Hong Kong property

Majority of retailers ready to open more outlets as rising sales boosts their confidence, finds JLL survey

PUBLISHED : Tuesday, 17 July, 2018, 8:01am
UPDATED : Tuesday, 17 July, 2018, 7:22pm

Eight out of 10 retailers plan to expand as sales in the first half have increased appreciably and are expected to grow further, thanks to a rise in tourists and an uptick in local consumption.

Eighty-three per cent of international and local retailers have plans to open new stores in Hong Kong over the next 12 months, up from 62 per cent a year ago, according to a survey released by JLL on Monday.

“There is a great deal of positivity in the market at the moment,” said James Assersohn, director of Asia-Pacific retail at JLL. “Retailers from almost all sectors are seeing strong and sustained growth in their sales which will lead to them invest more into the market.”

JLL surveyed 40 retailers last month and found that more than 90 per cent of the respondents saw sales in the first half fare better than last year. They were also upbeat that sales would grow by more than 10 per cent in the second half.

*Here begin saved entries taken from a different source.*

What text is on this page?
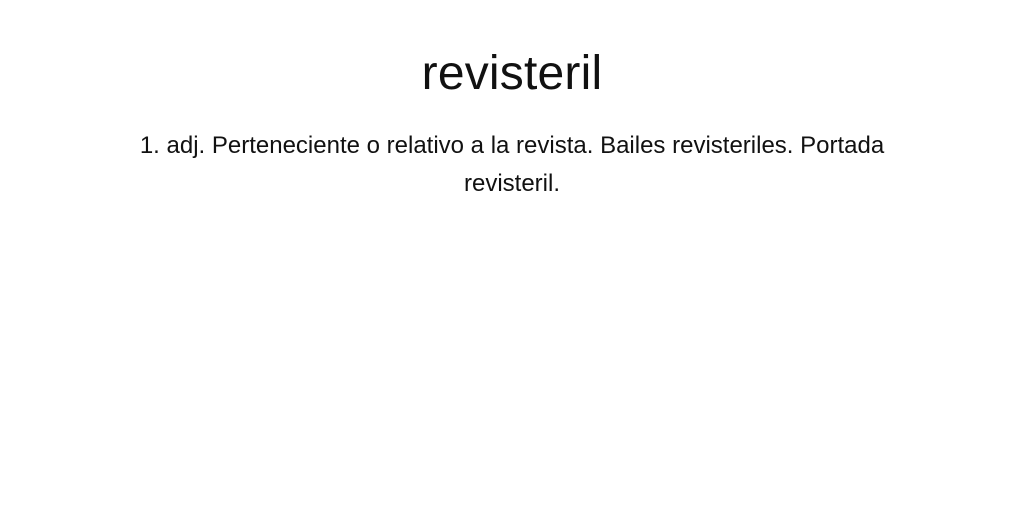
revisteril

1. adj. Perteneciente o relativo a la revista. Bailes revisteriles. Portada revisteril.
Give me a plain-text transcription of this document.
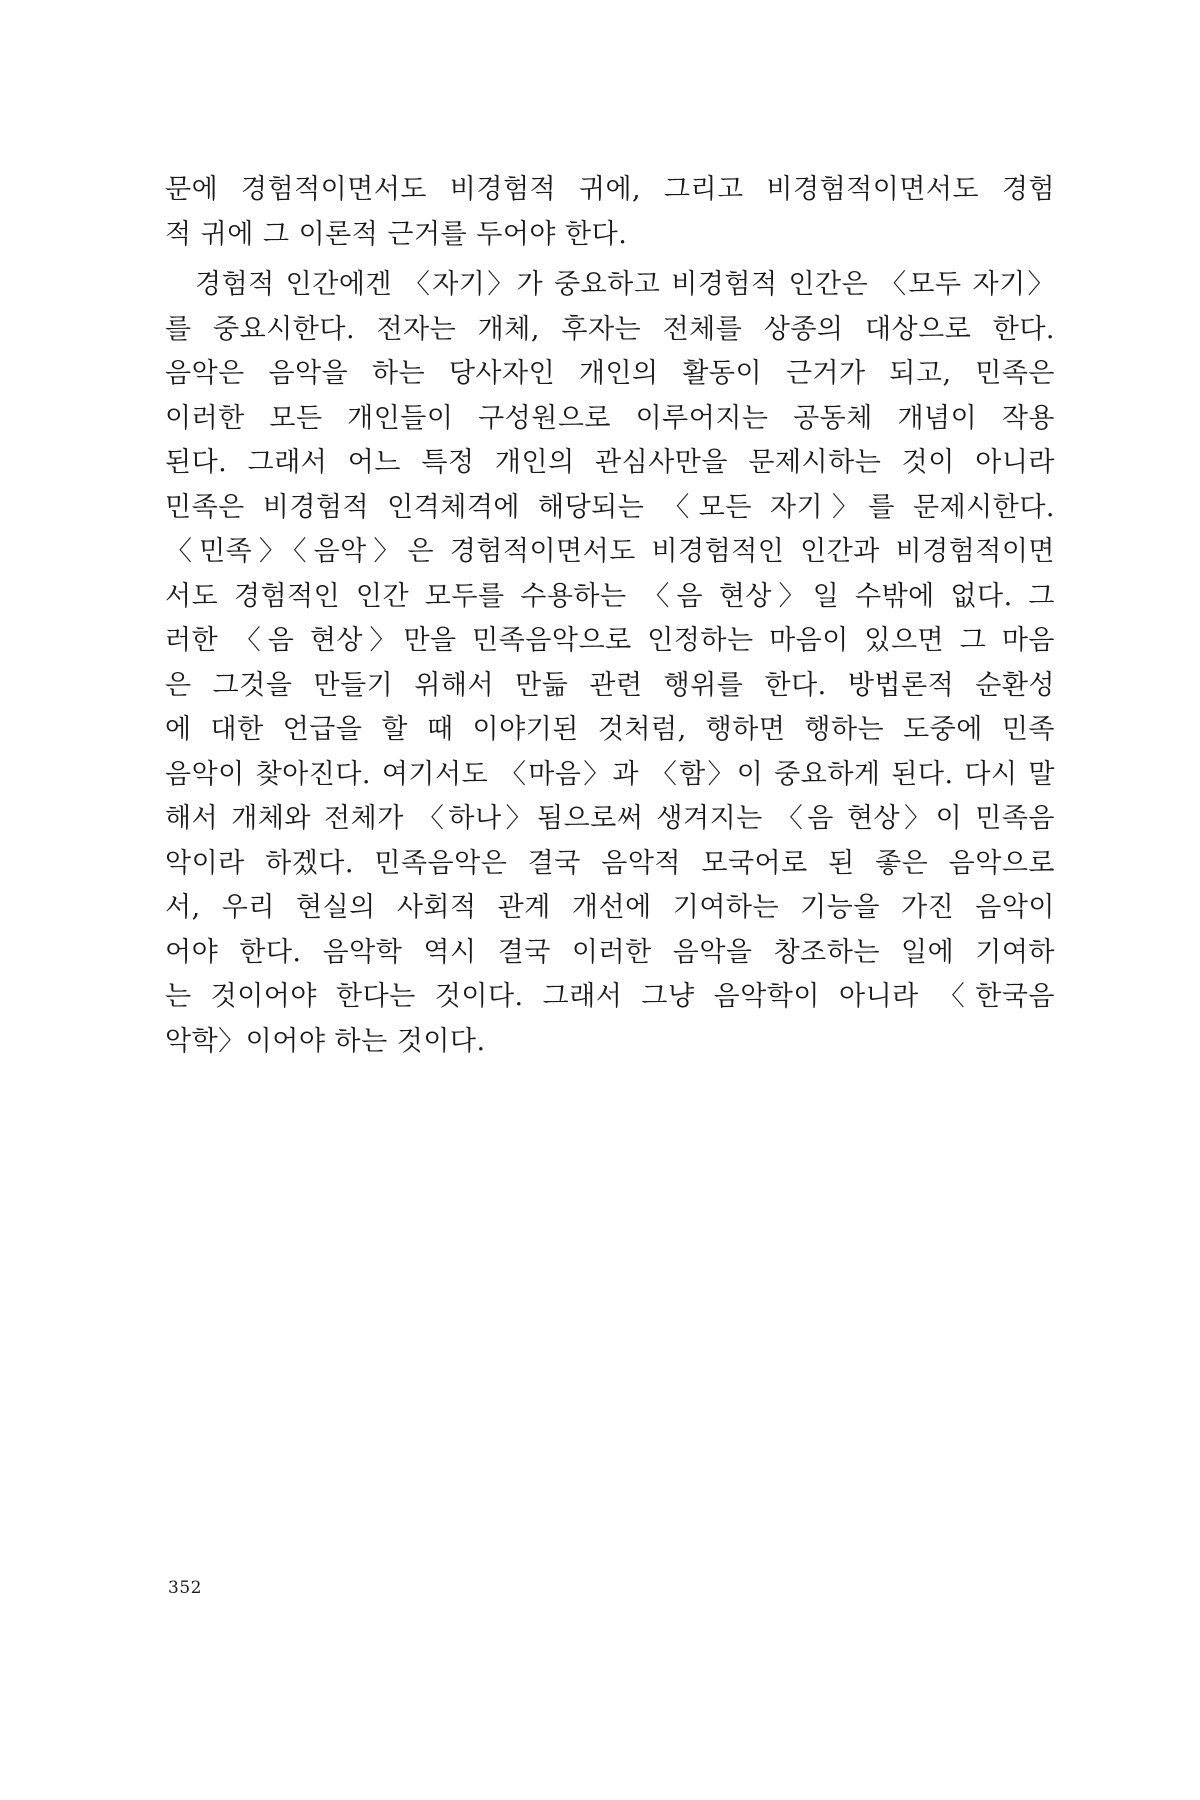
문에 경험적이면서도 비경험적 귀에, 그리고 비경험적이면서도 경험
적 귀에 그 이론적 근거를 두어야 한다.
경험적 인간에겐 〈자기〉가 중요하고 비경험적 인간은 〈모두 자기〉
를 중요시한다. 전자는 개체, 후자는 전체를 상종의 대상으로 한다.
음악은 음악을 하는 당사자인 개인의 활동이 근거가 되고, 민족은
이러한 모든 개인들이 구성원으로 이루어지는 공동체 개념이 작용
된다. 그래서 어느 특정 개인의 관심사만을 문제시하는 것이 아니라
민족은 비경험적 인격체격에 해당되는 〈모든 자기〉를 문제시한다.
〈민족〉〈음악〉은 경험적이면서도 비경험적인 인간과 비경험적이면
서도 경험적인 인간 모두를 수용하는 〈음 현상〉일 수밖에 없다. 그
러한 〈음 현상〉만을 민족음악으로 인정하는 마음이 있으면 그 마음
은 그것을 만들기 위해서 만듦 관련 행위를 한다. 방법론적 순환성
에 대한 언급을 할 때 이야기된 것처럼, 행하면 행하는 도중에 민족
음악이 찾아진다. 여기서도 〈마음〉과 〈함〉이 중요하게 된다. 다시 말
해서 개체와 전체가 〈하나〉됨으로써 생겨지는 〈음 현상〉이 민족음
악이라 하겠다. 민족음악은 결국 음악적 모국어로 된 좋은 음악으로
서, 우리 현실의 사회적 관계 개선에 기여하는 기능을 가진 음악이
어야 한다. 음악학 역시 결국 이러한 음악을 창조하는 일에 기여하
는 것이어야 한다는 것이다. 그래서 그냥 음악학이 아니라 〈한국음
악학〉이어야 하는 것이다.
352
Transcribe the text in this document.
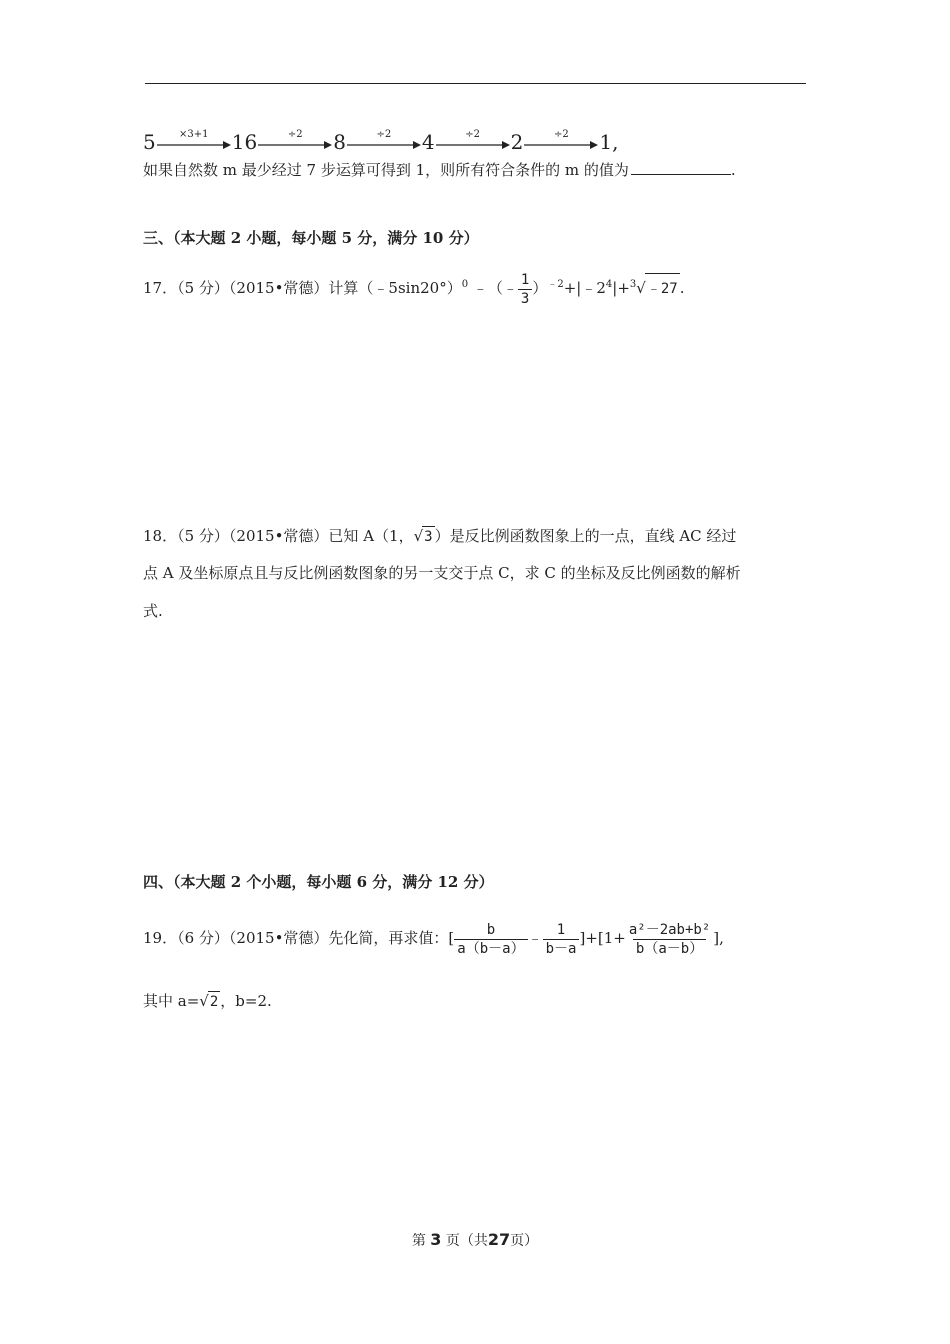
5	×3+1	16	÷2	8	÷2	4	÷2	2	÷2	1,
如果自然数 m 最少经过 7 步运算可得到 1，则所有符合条件的 m 的值为	.
三、（本大题 2 小题，每小题 5 分，满分 10 分）
17．（5 分）（2015•常德）计算（﹣5sin20°）$^0$ ﹣（﹣ $\frac{1}{3}$ ）$^{﹣2}+|﹣2^4|+^3√﹣27$ .
18．（5 分）（2015•常德）已知 A（1，√3 ）是反比例函数图象上的一点，直线 AC 经过
点 A 及坐标原点且与反比例函数图象的另一支交于点 C，求 C 的坐标及反比例函数的解析
式.
四、（本大题 2 个小题，每小题 6 分，满分 12 分）
19．（6 分）（2015•常德）先化简，再求值：[ $\frac{b}{a(b-a)}$ ﹣ $\frac{1}{b-a} ]+[1+ \frac{\text{a²－2ab+b²}}{b(a-b)}$ ],
其中 a=√2 ，b=2.
第 3 页（共27页）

Roberto Sergi, managing director for Greater China at Italian women’s fashion brand Pinko, said the label was “experiencing very strong double-digit growth” in sales in Hong Kong.

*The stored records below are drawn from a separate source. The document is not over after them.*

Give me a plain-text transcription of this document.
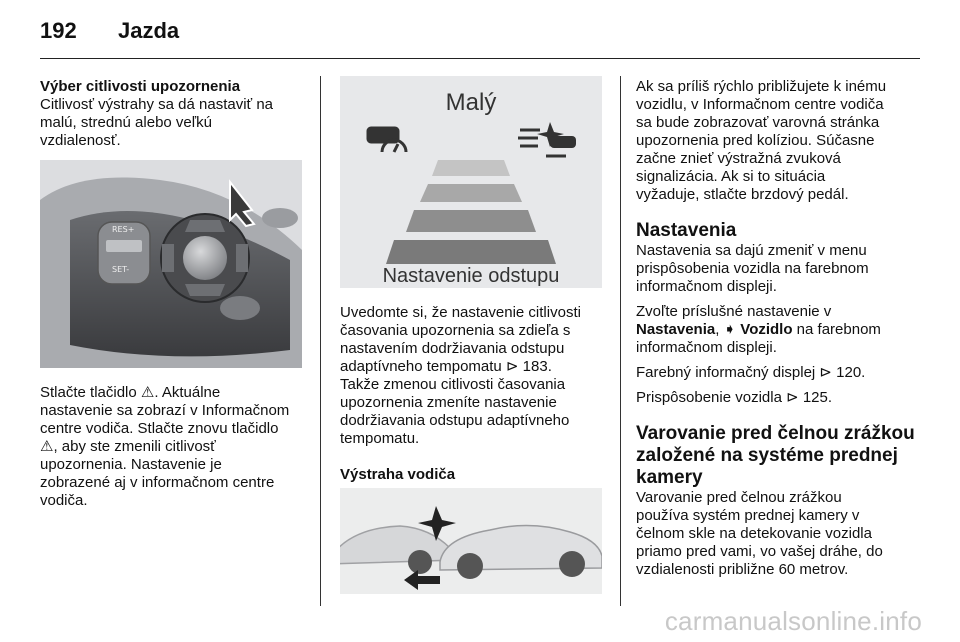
192 Jazda

Výber citlivosti upozornenia

Citlivosť výstrahy sa dá nastaviť na

malú, strednú alebo veľkú

vzdialenosť.

RES+
SET-

Stlačte tlačidlo ⚠. Aktuálne

nastavenie sa zobrazí v Informačnom

centre vodiča. Stlačte znovu tlačidlo

⚠, aby ste zmenili citlivosť

upozornenia. Nastavenie je

zobrazené aj v informačnom centre

vodiča.

Malý
Nastavenie odstupu

Uvedomte si, že nastavenie citlivosti

časovania upozornenia sa zdieľa s

nastavením dodržiavania odstupu

adaptívneho tempomatu ⊳ 183.

Takže zmenou citlivosti časovania

upozornenia zmeníte nastavenie

dodržiavania odstupu adaptívneho

tempomatu.

Výstraha vodiča

Ak sa príliš rýchlo približujete k inému

vozidlu, v Informačnom centre vodiča

sa bude zobrazovať varovná stránka

upozornenia pred kolíziou. Súčasne

začne znieť výstražná zvuková

signalizácia. Ak si to situácia

vyžaduje, stlačte brzdový pedál.

Nastavenia

Nastavenia sa dajú zmeniť v menu

prispôsobenia vozidla na farebnom

informačnom displeji.

Zvoľte príslušné nastavenie v

Nastavenia, ➧ Vozidlo na farebnom

informačnom displeji.

Farebný informačný displej ⊳ 120.

Prispôsobenie vozidla ⊳ 125.

Varovanie pred čelnou zrážkou

založené na systéme prednej

kamery

Varovanie pred čelnou zrážkou

používa systém prednej kamery v

čelnom skle na detekovanie vozidla

priamo pred vami, vo vašej dráhe, do

vzdialenosti približne 60 metrov.

carmanualsonline.info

“We see the current market conditions as a great time to expand our business further and are currently exploring opportunities for this year and next,” said Sergi.

The retail market has witnessed strong recovery since 2017 as the industry has received a boost from strong tourism and upbeat consumer sentiment.

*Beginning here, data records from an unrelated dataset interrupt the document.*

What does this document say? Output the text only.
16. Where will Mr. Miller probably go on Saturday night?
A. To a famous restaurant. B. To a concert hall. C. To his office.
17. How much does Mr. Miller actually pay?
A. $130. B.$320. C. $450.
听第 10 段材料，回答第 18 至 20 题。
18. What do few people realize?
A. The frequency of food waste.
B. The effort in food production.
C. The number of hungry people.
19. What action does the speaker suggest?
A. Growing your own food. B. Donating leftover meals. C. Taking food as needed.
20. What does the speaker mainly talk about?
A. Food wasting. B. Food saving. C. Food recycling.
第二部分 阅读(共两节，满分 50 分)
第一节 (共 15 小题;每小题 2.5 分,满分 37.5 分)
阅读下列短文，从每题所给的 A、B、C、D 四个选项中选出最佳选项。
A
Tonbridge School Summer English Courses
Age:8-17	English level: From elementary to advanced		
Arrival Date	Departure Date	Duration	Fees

Retail sales recorded a fourth consecutive month of double-digit growth in May, jumping 12.9 per cent to HK$40.5 billion (US$5.1 billion), according to The Hong Kong Retail Management Association.

“The luxury sector is currently the biggest winner, led predominantly by the mainland Chinese tourists,” said JLL’s Assersohn.

Meanwhile, retailers and shopping malls are adopting millennial-centric strategies that focus on

experiential shopping and digital platforms.

“Changing consumption patterns and shopper profiles fuelled by millennials and Generation Z have led to greater demand for mass and mid-market brands, serving as a significant boost to local spending,” said Assersohn.

JLL also noted that even though the presence of affordable brands is growing in major shopping districts at a swift pace and will remain one of the main sources of leasing demand, the bulk of leasing demand continues to be from retailers with lower rent budgets.

“We believe a V-shaped recovery in retail rents is unlikely to happen in the short term. We expect the rents of high street shops and prime shopping centres to grow in the range of 0-5 per cent for the full year,” said Terence Chan, head of retail at JLL in Hong Kong.

Colliers also noted that while landlords with properties on first-tier streets in core shopping districts have witnessed strong demand, second and third-tier streets remain weak because of higher vacancies, with rents only starting to gradually pick up now.

Martin Chan, associate director at Ricacorp (CIR) Properties, however said he did not believe that as many as eight out of 10 retailers would have plans to open new stores in the city in the coming year.

“The ratio [of retailers looking to open new stores] does not even hit 20 per cent from my [past] experience,” said Chan.